Xiao Cui looked confused. "But why? You don't know Consort Chen."
"Because pregnant women are vulnerable, and Consort Chen is probably scared about being a target. If I reach out with a genuine-seeming gesture of support, she'll remember it. And if she ever needs an ally, she'll think of me." Alex had used similar tactics in business. Identify people who needed help, offer it before they asked, and build goodwill that could be leveraged later. "Plus, if she accepts the gift and likes the perfume, she'll tell other people about it. That's free marketing."
"You think of everything, don't you?"
"I think of survival first and profit second. Everything else is details." Alex stood up and stretched. His back ached, his legs were tired, and he could feel the exhaustion in his bones. But it was productive exhaustion. The kind that came from building something instead of just existing.
"Go rest," he told Xiao Cui. "Tomorrow is going to be busy."
After she left, Alex changed back into sleeping clothes with some difficulty and then lay down on the bed. The room was dark except for one small lamp that cast flickering shadows on the walls.
Three days ago, he had been Alex Sterling, billionaire CEO and underground assassin. Now he was Yan Lingxi, a forgotten consort in ancient China.
The situation was absurd. It should have been depressing.
But Alex found himself smiling in the darkness.
Because for the first time in years, he felt like he was building something that mattered. His tech empire had been successful, but it had also been cold and impersonal. His assassination network had been efficient, but it had been built on death and fear.
This? This was different. He was building from absolute zero.

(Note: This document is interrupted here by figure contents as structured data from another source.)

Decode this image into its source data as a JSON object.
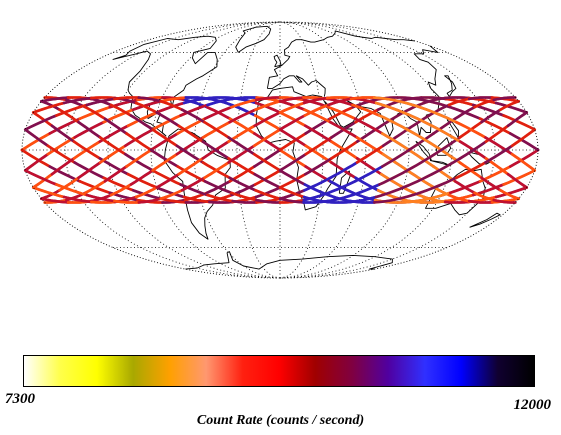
{
  "colorbar": {
    "min_label": "7300",
    "max_label": "12000",
    "title": "Count Rate (counts / second)",
    "stops": [
      "#ffffff",
      "#ffff4a",
      "#ffff00",
      "#a8a800",
      "#ffa000",
      "#ff9870",
      "#ff2010",
      "#ff0000",
      "#a00000",
      "#800040",
      "#5000a0",
      "#3030ff",
      "#0000ff",
      "#100030",
      "#000000"
    ]
  },
  "map": {
    "projection": "mollweide",
    "graticule_style": "dotted",
    "coast_color": "#000000",
    "track_colors": [
      "#ff5010",
      "#e02010",
      "#c01030",
      "#801050",
      "#ff8020",
      "#3020c0",
      "#2010a0",
      "#100030"
    ]
  }
}
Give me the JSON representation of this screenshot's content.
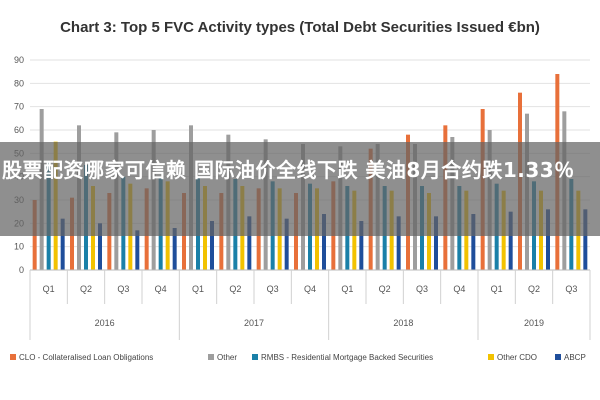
{
  "chart_data": {
    "type": "bar",
    "title": "Chart 3: Top 5 FVC Activity types (Total Debt Securities Issued €bn)",
    "ylim": [
      0,
      90
    ],
    "yticks": [
      0,
      10,
      20,
      30,
      40,
      50,
      60,
      70,
      80,
      90
    ],
    "grid": true,
    "legend_position": "bottom",
    "categories": [
      "Q1",
      "Q2",
      "Q3",
      "Q4",
      "Q1",
      "Q2",
      "Q3",
      "Q4",
      "Q1",
      "Q2",
      "Q3",
      "Q4",
      "Q1",
      "Q2",
      "Q3"
    ],
    "year_groups": [
      {
        "label": "2016",
        "count": 4
      },
      {
        "label": "2017",
        "count": 4
      },
      {
        "label": "2018",
        "count": 4
      },
      {
        "label": "2019",
        "count": 3
      }
    ],
    "series": [
      {
        "name": "CLO - Collateralised Loan Obligations",
        "color": "#e8703a",
        "values": [
          30,
          31,
          33,
          35,
          33,
          33,
          35,
          33,
          38,
          52,
          58,
          62,
          69,
          76,
          84
        ]
      },
      {
        "name": "Other",
        "color": "#9e9e9e",
        "values": [
          69,
          62,
          59,
          60,
          62,
          58,
          56,
          54,
          53,
          54,
          54,
          57,
          60,
          67,
          68
        ]
      },
      {
        "name": "RMBS - Residential Mortgage Backed Securities",
        "color": "#1a80a8",
        "values": [
          46,
          45,
          40,
          40,
          40,
          39,
          38,
          37,
          36,
          36,
          36,
          36,
          37,
          38,
          39
        ]
      },
      {
        "name": "Other CDO",
        "color": "#f2c200",
        "values": [
          55,
          36,
          37,
          38,
          36,
          36,
          35,
          35,
          34,
          34,
          33,
          34,
          34,
          34,
          34
        ]
      },
      {
        "name": "ABCP",
        "color": "#1f4e9b",
        "values": [
          22,
          20,
          17,
          18,
          21,
          23,
          22,
          24,
          21,
          23,
          23,
          24,
          25,
          26,
          26
        ]
      }
    ]
  },
  "overlay_text": "股票配资哪家可信赖 国际油价全线下跌 美油8月合约跌1.33％"
}
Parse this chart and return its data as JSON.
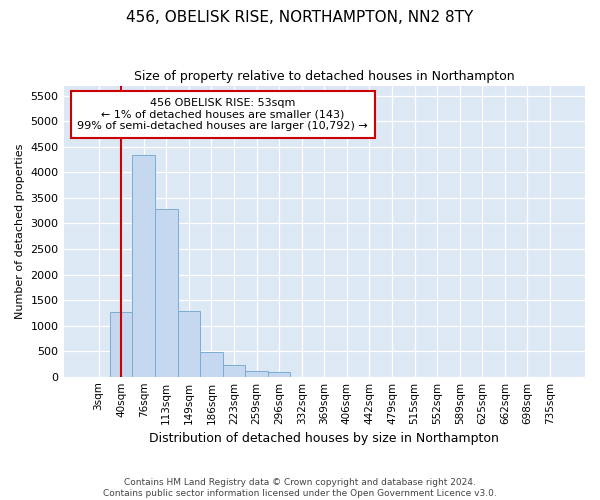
{
  "title": "456, OBELISK RISE, NORTHAMPTON, NN2 8TY",
  "subtitle": "Size of property relative to detached houses in Northampton",
  "xlabel": "Distribution of detached houses by size in Northampton",
  "ylabel": "Number of detached properties",
  "footer_line1": "Contains HM Land Registry data © Crown copyright and database right 2024.",
  "footer_line2": "Contains public sector information licensed under the Open Government Licence v3.0.",
  "annotation_line1": "456 OBELISK RISE: 53sqm",
  "annotation_line2": "← 1% of detached houses are smaller (143)",
  "annotation_line3": "99% of semi-detached houses are larger (10,792) →",
  "bar_color": "#c5d8f0",
  "bar_edge_color": "#7aadd4",
  "vline_color": "#cc0000",
  "background_color": "#dde8f5",
  "annotation_box_color": "#ffffff",
  "annotation_box_edge": "#cc0000",
  "categories": [
    "3sqm",
    "40sqm",
    "76sqm",
    "113sqm",
    "149sqm",
    "186sqm",
    "223sqm",
    "259sqm",
    "296sqm",
    "332sqm",
    "369sqm",
    "406sqm",
    "442sqm",
    "479sqm",
    "515sqm",
    "552sqm",
    "589sqm",
    "625sqm",
    "662sqm",
    "698sqm",
    "735sqm"
  ],
  "values": [
    0,
    1270,
    4350,
    3280,
    1280,
    480,
    230,
    110,
    90,
    0,
    0,
    0,
    0,
    0,
    0,
    0,
    0,
    0,
    0,
    0,
    0
  ],
  "ylim": [
    0,
    5700
  ],
  "yticks": [
    0,
    500,
    1000,
    1500,
    2000,
    2500,
    3000,
    3500,
    4000,
    4500,
    5000,
    5500
  ],
  "vline_x_index": 1,
  "title_fontsize": 11,
  "subtitle_fontsize": 9
}
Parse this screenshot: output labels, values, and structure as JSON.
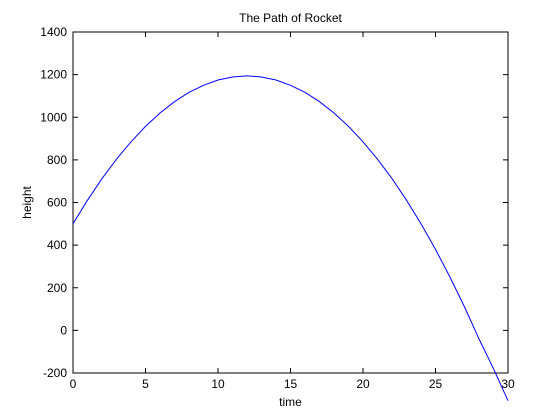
{
  "chart_data": {
    "type": "line",
    "title": "The Path of Rocket",
    "xlabel": "time",
    "ylabel": "height",
    "xlim": [
      0,
      30
    ],
    "ylim": [
      -200,
      1400
    ],
    "xticks": [
      0,
      5,
      10,
      15,
      20,
      25,
      30
    ],
    "yticks": [
      -200,
      0,
      200,
      400,
      600,
      800,
      1000,
      1200,
      1400
    ],
    "grid": false,
    "series": [
      {
        "color": "#0000ff",
        "x": [
          0,
          1,
          2,
          3,
          4,
          5,
          6,
          7,
          8,
          9,
          10,
          11,
          12,
          13,
          14,
          15,
          16,
          17,
          18,
          19,
          20,
          21,
          22,
          23,
          24,
          25,
          26,
          27,
          28,
          29,
          30
        ],
        "y": [
          500,
          611,
          712,
          803,
          885,
          957,
          1020,
          1073,
          1117,
          1150,
          1175,
          1189,
          1194,
          1189,
          1175,
          1150,
          1117,
          1073,
          1020,
          957,
          885,
          803,
          712,
          611,
          500,
          380,
          250,
          110,
          -40,
          -180,
          -330
        ]
      }
    ]
  }
}
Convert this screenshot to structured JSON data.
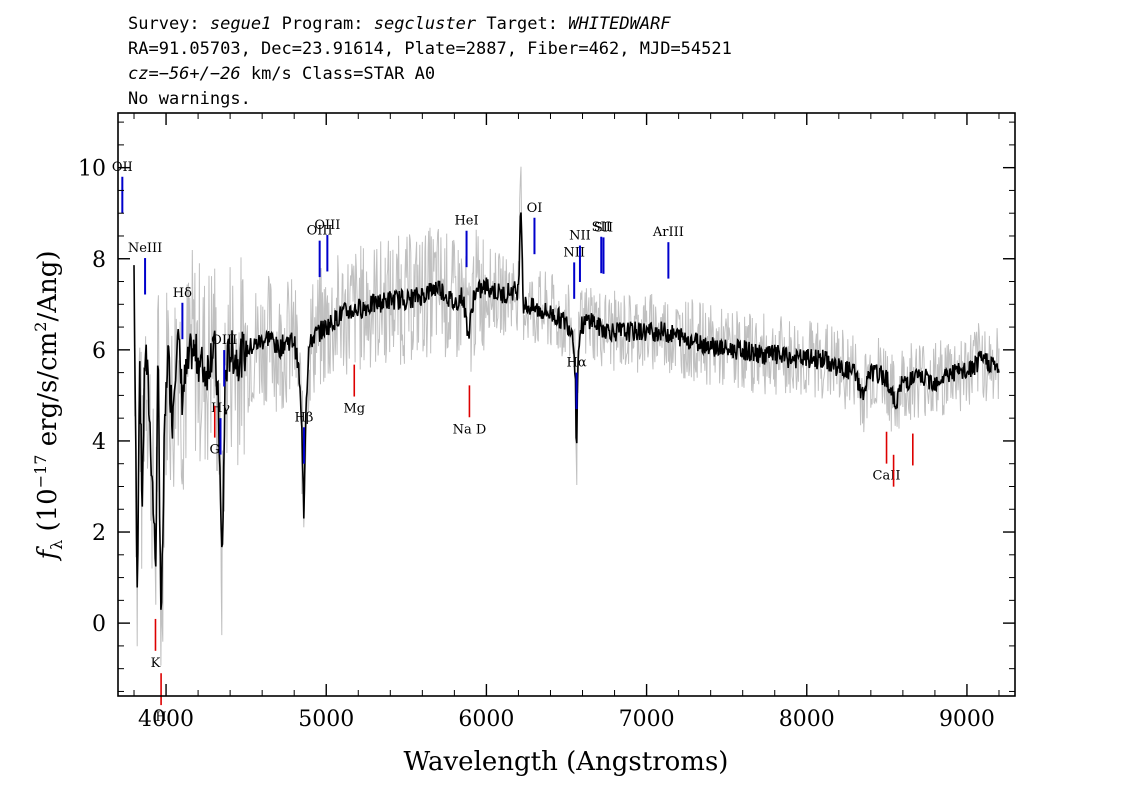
{
  "header": {
    "line1": {
      "survey_label": "Survey:",
      "survey": "segue1",
      "program_label": "Program:",
      "program": "segcluster",
      "target_label": "Target:",
      "target": "WHITEDWARF"
    },
    "line2": "RA=91.05703, Dec=23.91614, Plate=2887, Fiber=462, MJD=54521",
    "line3": {
      "cz": "cz=−56+/−26",
      "rest": " km/s Class=STAR A0"
    },
    "line4": "No warnings."
  },
  "chart_data": {
    "type": "line",
    "xlabel": "Wavelength (Angstroms)",
    "ylabel": "fλ (10⁻¹⁷ erg/s/cm²/Ang)",
    "xlim": [
      3700,
      9300
    ],
    "ylim": [
      -1.6,
      11.2
    ],
    "x_ticks": [
      4000,
      5000,
      6000,
      7000,
      8000,
      9000
    ],
    "y_ticks": [
      0,
      2,
      4,
      6,
      8,
      10
    ],
    "x_tick_labels": [
      "4000",
      "5000",
      "6000",
      "7000",
      "8000",
      "9000"
    ],
    "y_tick_labels": [
      "0",
      "2",
      "4",
      "6",
      "8",
      "10"
    ],
    "series": [
      {
        "color": "#000000",
        "x": [
          3800,
          3820,
          3835,
          3850,
          3870,
          3890,
          3910,
          3935,
          3950,
          3970,
          3990,
          4010,
          4040,
          4070,
          4100,
          4130,
          4160,
          4200,
          4250,
          4300,
          4330,
          4340,
          4350,
          4370,
          4400,
          4450,
          4500,
          4550,
          4600,
          4650,
          4700,
          4750,
          4800,
          4830,
          4850,
          4861,
          4870,
          4890,
          4920,
          4960,
          5000,
          5100,
          5200,
          5300,
          5400,
          5500,
          5600,
          5700,
          5800,
          5850,
          5890,
          5920,
          6000,
          6100,
          6150,
          6200,
          6215,
          6230,
          6300,
          6400,
          6500,
          6540,
          6555,
          6563,
          6570,
          6590,
          6650,
          6700,
          6800,
          6900,
          7000,
          7100,
          7200,
          7300,
          7400,
          7500,
          7600,
          7700,
          7800,
          7900,
          8000,
          8100,
          8200,
          8300,
          8350,
          8400,
          8500,
          8550,
          8600,
          8700,
          8800,
          8900,
          9000,
          9100,
          9200
        ],
        "y": [
          7.8,
          0.5,
          6.0,
          2.5,
          6.2,
          5.0,
          3.5,
          1.2,
          5.8,
          -0.2,
          4.0,
          6.0,
          4.5,
          6.5,
          5.0,
          5.5,
          6.0,
          5.8,
          5.5,
          6.2,
          4.5,
          2.5,
          1.2,
          5.5,
          6.0,
          5.8,
          6.0,
          6.1,
          6.2,
          6.3,
          6.0,
          6.2,
          6.2,
          5.5,
          4.0,
          2.3,
          4.5,
          6.0,
          6.3,
          6.4,
          6.5,
          6.8,
          6.9,
          7.0,
          7.1,
          7.1,
          7.2,
          7.4,
          7.0,
          7.2,
          6.3,
          7.2,
          7.4,
          7.2,
          7.3,
          7.3,
          9.4,
          7.0,
          6.9,
          6.8,
          6.6,
          6.4,
          5.5,
          3.5,
          5.8,
          6.5,
          6.7,
          6.5,
          6.4,
          6.4,
          6.4,
          6.4,
          6.3,
          6.2,
          6.1,
          6.0,
          6.0,
          5.9,
          5.9,
          5.8,
          5.8,
          5.8,
          5.6,
          5.5,
          5.0,
          5.5,
          5.4,
          4.8,
          5.3,
          5.4,
          5.3,
          5.5,
          5.5,
          5.8,
          5.6
        ]
      }
    ],
    "emission_lines": [
      {
        "label": "OII",
        "x": 3727
      },
      {
        "label": "NeIII",
        "x": 3869
      },
      {
        "label": "Hδ",
        "x": 4102
      },
      {
        "label": "Hγ",
        "x": 4340
      },
      {
        "label": "OIII",
        "x": 4363
      },
      {
        "label": "Hβ",
        "x": 4861
      },
      {
        "label": "OIII",
        "x": 4959
      },
      {
        "label": "OIII",
        "x": 5007
      },
      {
        "label": "HeI",
        "x": 5876
      },
      {
        "label": "OI",
        "x": 6300
      },
      {
        "label": "NII",
        "x": 6548
      },
      {
        "label": "Hα",
        "x": 6563
      },
      {
        "label": "NII",
        "x": 6584
      },
      {
        "label": "SII",
        "x": 6717
      },
      {
        "label": "SII",
        "x": 6731
      },
      {
        "label": "ArIII",
        "x": 7136
      }
    ],
    "absorption_lines": [
      {
        "label": "K",
        "x": 3934
      },
      {
        "label": "H",
        "x": 3969
      },
      {
        "label": "G",
        "x": 4304
      },
      {
        "label": "Mg",
        "x": 5175
      },
      {
        "label": "Na  D",
        "x": 5894
      },
      {
        "label": "CaII",
        "x": 8498
      },
      {
        "label": "CaII",
        "x": 8542
      },
      {
        "label": "CaII",
        "x": 8662
      }
    ],
    "colors": {
      "flux": "#000000",
      "noise": "#c0c0c0",
      "emission": "#0000cc",
      "absorption": "#dd0000"
    }
  }
}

Every small victory, every recruited ally, every silver tael earned felt significant.
And there was something darkly satisfying about taking someone else's failure and turning it into success. The original Yan Lingxi had been weak, passive, and had let herself be crushed by the system.
Alex was going to take that same broken position and forge it into power.
The harem had tried to destroy Consort Yan.
Instead, they had created something much worse.
They just didn't know it yet.
Alex closed his eyes and let sleep take him. Tomorrow would bring new challenges, new opportunities, and hopefully the first real revenue from the perfume sales.
Tomorrow, the empire building continued.
One small step at a time.
Until the day came when he stood at the top instead of the bottom.
And everyone who had tried to crush him would look up in shock and realize their mistake far too late to fix it.
He could wait.
Alex Sterling had always been very good at playing the long game.